Qualificação de Doutorado
Qualificação de Doutorado
Programa: CPGEI
Aluno: Daniel Rossato
Orientador: Daniel R. Pipa
Co-orientador: Thiago A. R. Passarin
Quando: 02/jun/2023 às 09:00
Link: https://meet.google.com/yxx-ssso-trx
Título: Parallel Full Waveform Inversion in Ultrasound Non-Destructive Testing
Abstract:
In Non-Destructive Testing (NDT), ultrasound testing is widely used as a way to obtain details about subsurface structures in specimens. The state-of-the-art technique for ultrasound image reconstruction using transducer arrays is the Total Focusing Method (TFM), which needs some a priori information about the specimen, and does not model non-linear phenomena such as multiple reflections. In seismic prospecting, surveys are conducted in a similar way to ultrasound testing: multiple geophones capture the waves reflected and refracted through the interest area. For image reconstruction, one promising method is the Full Waveform Inversion (FWI), which aims to match the observed data to the synthetic data generated from a guess model. Although FWI was proposed decades ago, its computational cost did not allow it to be applied in practical settings until recently. This work proposes the application of FWI to ultrasound imaging in NDT using transducer arrays, as well as analyzing and solving some of the difficulties that arise from the differences in scales and methods between ultrasound testing and seismic surveys.

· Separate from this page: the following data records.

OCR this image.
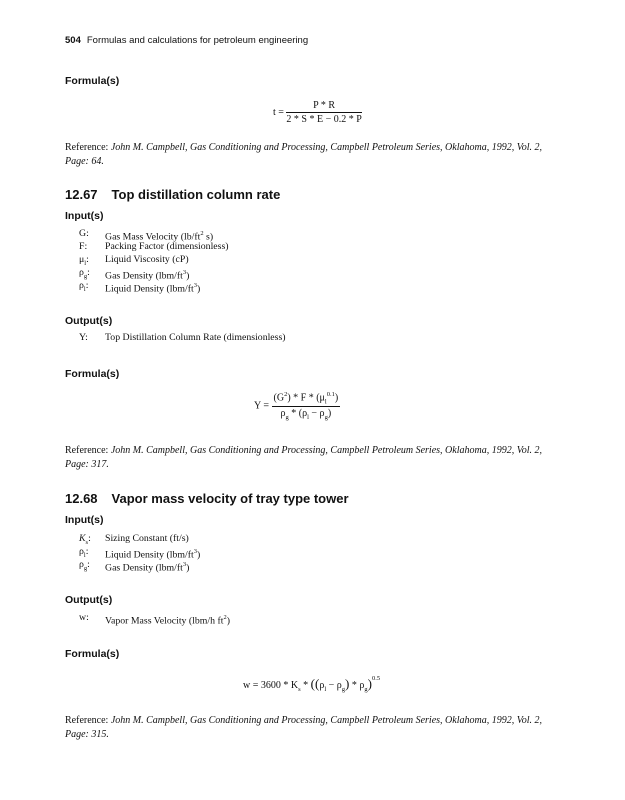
504 Formulas and calculations for petroleum engineering
Formula(s)
$t = \frac{P * R}{2 * S * E - 0.2 * P}$
Reference: John M. Campbell, Gas Conditioning and Processing, Campbell Petroleum Series, Oklahoma, 1992, Vol. 2, Page: 64.
12.67 Top distillation column rate
Input(s)
G:	Gas Mass Velocity ($lb/ft^2$ s)
F:	Packing Factor (dimensionless)
$\mu_l$:	Liquid Viscosity (cP)
$\rho_g$:	Gas Density $(lbm/ft^3)$
$\rho_l$:	Liquid Density $(lbm/ft^3)$
Output(s)
Y:	Top Distillation Column Rate (dimensionless)
Formula(s)
$Y = \frac{(G^2) * F * (\mu_l^{0.1})}{\rho_g * (\rho_l - \rho_g)}$
Reference: John M. Campbell, Gas Conditioning and Processing, Campbell Petroleum Series, Oklahoma, 1992, Vol. 2, Page: 317.
12.68 Vapor mass velocity of tray type tower
Input(s)
$K_s$:	Sizing Constant (ft/s)
$\rho_l$:	Liquid Density $(lbm/ft^3)$
$\rho_g$:	Gas Density $(lbm/ft^3)$
Output(s)
w:	Vapor Mass Velocity (lbm/h $ft^2$)
Formula(s)
$w = 3600 * K_s * ((\rho_l - \rho_g) * \rho_g)^{0.5}$
Reference: John M. Campbell, Gas Conditioning and Processing, Campbell Petroleum Series, Oklahoma, 1992, Vol. 2, Page: 315.
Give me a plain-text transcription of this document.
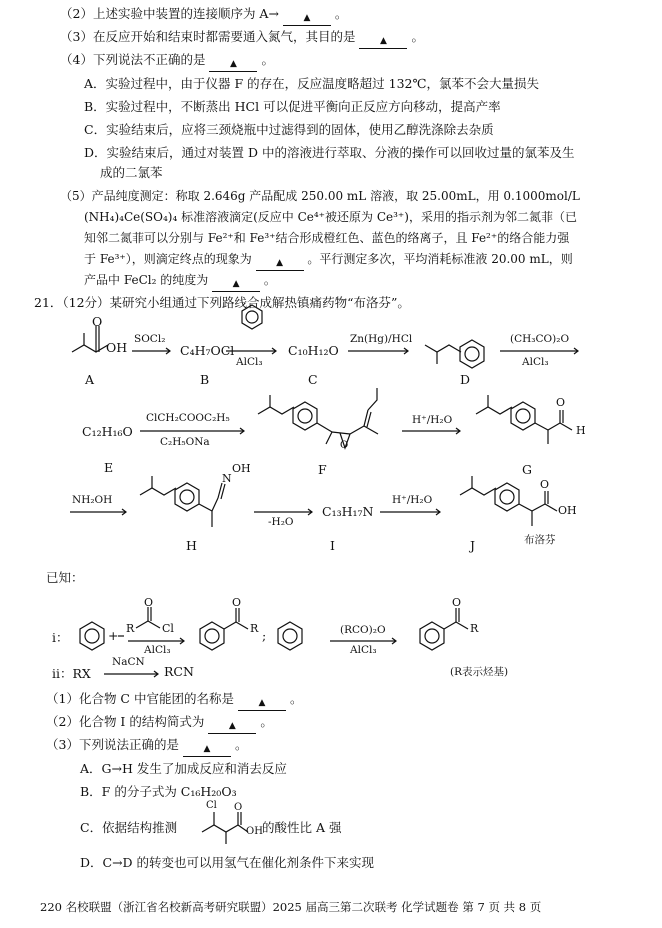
（2）上述实验中装置的连接顺序为 A→	▲ 。
（3）在反应开始和结束时都需要通入氮气，其目的是	▲ 。
（4）下列说法不正确的是	▲ 。
A．实验过程中，由于仪器 F 的存在，反应温度略超过 132℃，氯苯不会大量损失
B．实验过程中，不断蒸出 HCl 可以促进平衡向正反应方向移动，提高产率
C．实验结束后，应将三颈烧瓶中过滤得到的固体，使用乙醇洗涤除去杂质
D．实验结束后，通过对装置 D 中的溶液进行萃取、分液的操作可以回收过量的氯苯及生
成的二氯苯
（5）产品纯度测定：称取 2.646g 产品配成 250.00 mL 溶液，取 25.00mL，用 0.1000mol/L
(NH₄)₄Ce(SO₄)₄ 标准溶液滴定(反应中 Ce⁴⁺被还原为 Ce³⁺)，采用的指示剂为邻二氮菲（已
知邻二氮菲可以分别与 Fe²⁺和 Fe³⁺结合形成橙红色、蓝色的络离子，且 Fe²⁺的络合能力强
于 Fe³⁺），则滴定终点的现象为	▲ 。平行测定多次，平均消耗标准液 20.00 mL，则
产品中 FeCl₂ 的纯度为	▲ 。
21．（12分）某研究小组通过下列路线合成解热镇痛药物“布洛芬”。
OH
O
A
SOCl₂
C₄H₇OCl
B
AlCl₃
C₁₀H₁₂O
C
Zn(Hg)/HCl
D
(CH₃CO)₂O
AlCl₃
C₁₂H₁₆O
E
ClCH₂COOC₂H₅
C₂H₅ONa	O
F
H⁺/H₂O
O
H
G
NH₂OH
N
OH
H
-H₂O
C₁₃H₁₇N
I
H⁺/H₂O
O
OH
布洛芬
J
已知：
i：	+ R
O
Cl
AlCl₃
O
R ;	(RCO)₂O
AlCl₃
O
R
ii：RX
NaCN
RCN	(R表示烃基)
（1）化合物 C 中官能团的名称是	▲ 。
（2）化合物 I 的结构简式为	▲ 。
（3）下列说法正确的是	▲ 。
A．G→H 发生了加成反应和消去反应
B．F 的分子式为 C₁₆H₂₀O₃
C．依据结构推测
Cl O
OH 的酸性比 A 强
D．C→D 的转变也可以用氢气在催化剂条件下来实现
220 名校联盟（浙江省名校新高考研究联盟）2025 届高三第二次联考 化学试题卷 第 7 页 共 8 页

This work utilizes the advent of modern Graphical Processing Units (GPUs) to parallelize both the FWI algorithm and the simulations needed for model evaluations, at the same time occupying less memory than the original approach, using the CUDA API. To mitigate cycle-skipping, a phenomenon that severely degrades FWI performance, the Wasserstein distance is used as the misfit metric. The results obtained using synthetic data outperform TFM in most cases, reconstructing images with good details in their subsurface structures even when materials with high acoustic impedance differences are present, such as water and steel. This work concludes that FWI can be successfully applied to NDT imaging, potentially obtaining much more detailed models of tested specimens.